The movie moves along at a good clip, but I had to leave before it ended to get to a meeting. A critic responded when I later questioned how it concluded, "Very sadly, I was awake and had to watch it. ".

Marlene Burow starring in Someday We’ll Tell Each Other Everything
The author of Someday We'll Tell Each Other Everything is Marlene Burow.

In two of the competing films, complex relationships between women and sometimes violent men are examined. Both have unusually long titles, are set 30 years apart, and are in German.

Emily Atef's novel Someday We'll Tell Each Other Everything centers on Maria, a 19-year-old who develops feelings for the 40-year-old farmer who is her boyfriend's next-door neighbor and "knows how to handle horses and women.". It is the summertime, and we are in East Germany immediately following the fall of the Berlin Wall.

The German filmmaker Margarethe von Trotta's film Ingeborg Bachmann: Journey into the Desert examines the tortured romance between the Austrian poet and Max Frisch, who comes off as a tyrannical partner and a writer with vampire tendencies. His wife serves as inspiration for his writing.

Ingeborg starts to see a frightening dog named Max in her nightmares after they break up. After a thrilling trip to the desert, she eventually heals.

However, it is difficult to forget the trauma the two protagonists went through and the fact that we are still debating this issue 30 years later despite the fact that both movies celebrate the sexual liberation of women.

Still from the movie Here by Bas Devos

Belgian director Bas Devos, whose film Here is a true gem, stated that "In the 21st Century, we are all homo distractus.".

Even when we are watching a movie in a dark theater, we are never truly there because our phones are constantly buzzing and buzzing, demanding our attention. But occasionally, it does happen that you become acutely conscious of where you are and that something real is taking place. You click with someone. ".

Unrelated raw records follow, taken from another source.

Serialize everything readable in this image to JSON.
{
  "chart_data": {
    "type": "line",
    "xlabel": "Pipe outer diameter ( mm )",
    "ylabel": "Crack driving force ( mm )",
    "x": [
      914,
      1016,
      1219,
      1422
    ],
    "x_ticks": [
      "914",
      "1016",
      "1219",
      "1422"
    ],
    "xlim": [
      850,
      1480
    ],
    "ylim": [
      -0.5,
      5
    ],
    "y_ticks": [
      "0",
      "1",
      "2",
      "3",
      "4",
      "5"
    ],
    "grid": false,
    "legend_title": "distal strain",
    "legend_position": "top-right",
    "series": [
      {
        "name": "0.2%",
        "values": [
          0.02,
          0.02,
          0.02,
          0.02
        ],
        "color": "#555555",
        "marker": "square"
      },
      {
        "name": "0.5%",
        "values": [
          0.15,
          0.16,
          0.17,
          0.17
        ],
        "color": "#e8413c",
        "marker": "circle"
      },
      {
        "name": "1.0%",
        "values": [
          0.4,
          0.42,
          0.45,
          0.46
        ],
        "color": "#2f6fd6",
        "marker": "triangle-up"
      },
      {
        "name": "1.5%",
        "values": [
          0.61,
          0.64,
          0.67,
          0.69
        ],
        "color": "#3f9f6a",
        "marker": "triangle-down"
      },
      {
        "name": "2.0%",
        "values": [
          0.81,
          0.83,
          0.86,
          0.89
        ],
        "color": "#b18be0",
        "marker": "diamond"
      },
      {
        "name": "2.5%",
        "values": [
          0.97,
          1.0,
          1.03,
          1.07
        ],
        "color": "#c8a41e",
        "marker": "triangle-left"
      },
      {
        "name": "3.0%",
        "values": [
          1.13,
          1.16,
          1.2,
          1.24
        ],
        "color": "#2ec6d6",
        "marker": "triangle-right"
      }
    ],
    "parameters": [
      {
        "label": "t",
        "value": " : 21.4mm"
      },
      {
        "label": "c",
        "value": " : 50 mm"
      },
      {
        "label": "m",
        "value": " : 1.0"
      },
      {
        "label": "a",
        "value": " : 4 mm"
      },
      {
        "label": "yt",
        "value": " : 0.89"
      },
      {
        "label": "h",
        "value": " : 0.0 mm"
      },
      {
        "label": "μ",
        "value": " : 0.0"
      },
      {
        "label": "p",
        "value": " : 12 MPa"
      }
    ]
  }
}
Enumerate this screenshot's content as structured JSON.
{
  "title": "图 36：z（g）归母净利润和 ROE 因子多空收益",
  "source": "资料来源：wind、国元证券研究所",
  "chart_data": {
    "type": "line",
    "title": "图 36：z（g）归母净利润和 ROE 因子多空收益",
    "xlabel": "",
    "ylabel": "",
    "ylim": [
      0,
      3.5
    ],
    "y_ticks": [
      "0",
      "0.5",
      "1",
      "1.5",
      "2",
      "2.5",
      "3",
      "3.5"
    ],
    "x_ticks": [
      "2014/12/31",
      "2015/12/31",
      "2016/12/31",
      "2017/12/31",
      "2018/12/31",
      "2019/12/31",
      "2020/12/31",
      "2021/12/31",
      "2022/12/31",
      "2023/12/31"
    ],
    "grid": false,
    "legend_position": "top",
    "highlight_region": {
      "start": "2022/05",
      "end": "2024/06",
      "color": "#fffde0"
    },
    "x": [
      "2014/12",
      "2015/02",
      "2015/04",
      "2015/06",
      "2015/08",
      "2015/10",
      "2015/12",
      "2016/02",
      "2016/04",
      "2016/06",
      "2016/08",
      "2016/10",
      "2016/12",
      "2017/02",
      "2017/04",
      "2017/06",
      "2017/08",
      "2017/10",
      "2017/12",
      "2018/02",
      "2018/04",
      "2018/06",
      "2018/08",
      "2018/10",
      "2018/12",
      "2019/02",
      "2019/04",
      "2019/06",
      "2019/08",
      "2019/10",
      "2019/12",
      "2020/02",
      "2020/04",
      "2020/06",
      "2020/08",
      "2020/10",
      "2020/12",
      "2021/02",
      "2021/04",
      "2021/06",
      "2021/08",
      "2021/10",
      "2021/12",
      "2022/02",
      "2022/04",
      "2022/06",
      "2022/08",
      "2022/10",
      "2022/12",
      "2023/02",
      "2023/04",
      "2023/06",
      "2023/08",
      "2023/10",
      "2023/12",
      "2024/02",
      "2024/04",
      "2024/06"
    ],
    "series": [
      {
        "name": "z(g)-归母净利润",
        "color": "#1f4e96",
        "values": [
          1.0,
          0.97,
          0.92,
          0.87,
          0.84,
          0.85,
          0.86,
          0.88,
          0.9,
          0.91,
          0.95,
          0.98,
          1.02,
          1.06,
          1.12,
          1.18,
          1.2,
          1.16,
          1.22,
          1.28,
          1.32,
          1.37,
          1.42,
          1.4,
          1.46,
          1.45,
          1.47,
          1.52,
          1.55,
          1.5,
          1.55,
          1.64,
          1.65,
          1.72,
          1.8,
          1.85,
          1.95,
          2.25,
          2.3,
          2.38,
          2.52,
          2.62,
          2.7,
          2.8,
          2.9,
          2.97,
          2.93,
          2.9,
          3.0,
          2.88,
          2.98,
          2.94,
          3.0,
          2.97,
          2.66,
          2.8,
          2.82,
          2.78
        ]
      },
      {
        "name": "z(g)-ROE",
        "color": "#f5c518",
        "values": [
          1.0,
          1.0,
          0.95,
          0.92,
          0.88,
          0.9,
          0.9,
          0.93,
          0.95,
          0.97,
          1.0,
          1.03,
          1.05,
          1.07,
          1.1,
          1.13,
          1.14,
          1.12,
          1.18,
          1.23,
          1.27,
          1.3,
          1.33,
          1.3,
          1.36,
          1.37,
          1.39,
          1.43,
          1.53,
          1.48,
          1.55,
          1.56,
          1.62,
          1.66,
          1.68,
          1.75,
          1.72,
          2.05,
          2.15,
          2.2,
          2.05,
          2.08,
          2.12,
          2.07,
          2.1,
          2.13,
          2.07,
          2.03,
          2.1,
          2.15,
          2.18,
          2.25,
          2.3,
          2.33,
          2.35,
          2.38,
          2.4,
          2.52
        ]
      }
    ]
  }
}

In his movie, Stefan, a young, good-looking, and sensitive Romanian construction worker who always wears shorts, meets Shuxiu, a Chinese PhD candidate from the second generation who works as an assistant in a small restaurant while conducting scientific research on moss.

It's about all the little things in life that we overlook, like the mosses Shuxiu examines under her microscope or the delectable soup Stefan makes with leftover vegetables for his friends and family.

Nothing traumatic occurs. It is a slow movie that strangely gives you energy and makes you believe again in human connections.

Devos claimed that after learning more about the Romanian population in Brussels, "I started to understand the danger of making something that would be a film about migration. That movie is not going to be made by me. But I'm hoping I can be the one to direct a movie about a man with leftover vegetables in the fridge. ".

In that regard, it is comparable to the romantic and significantly more dramatic Past Life, a multi-decade love story about people who left their country, directed by Korean filmmaker Celine Song. Past Life was an instant hit at festivals. In both movies, we are urged to live in the moment, take pleasure in it, and let go of regrets.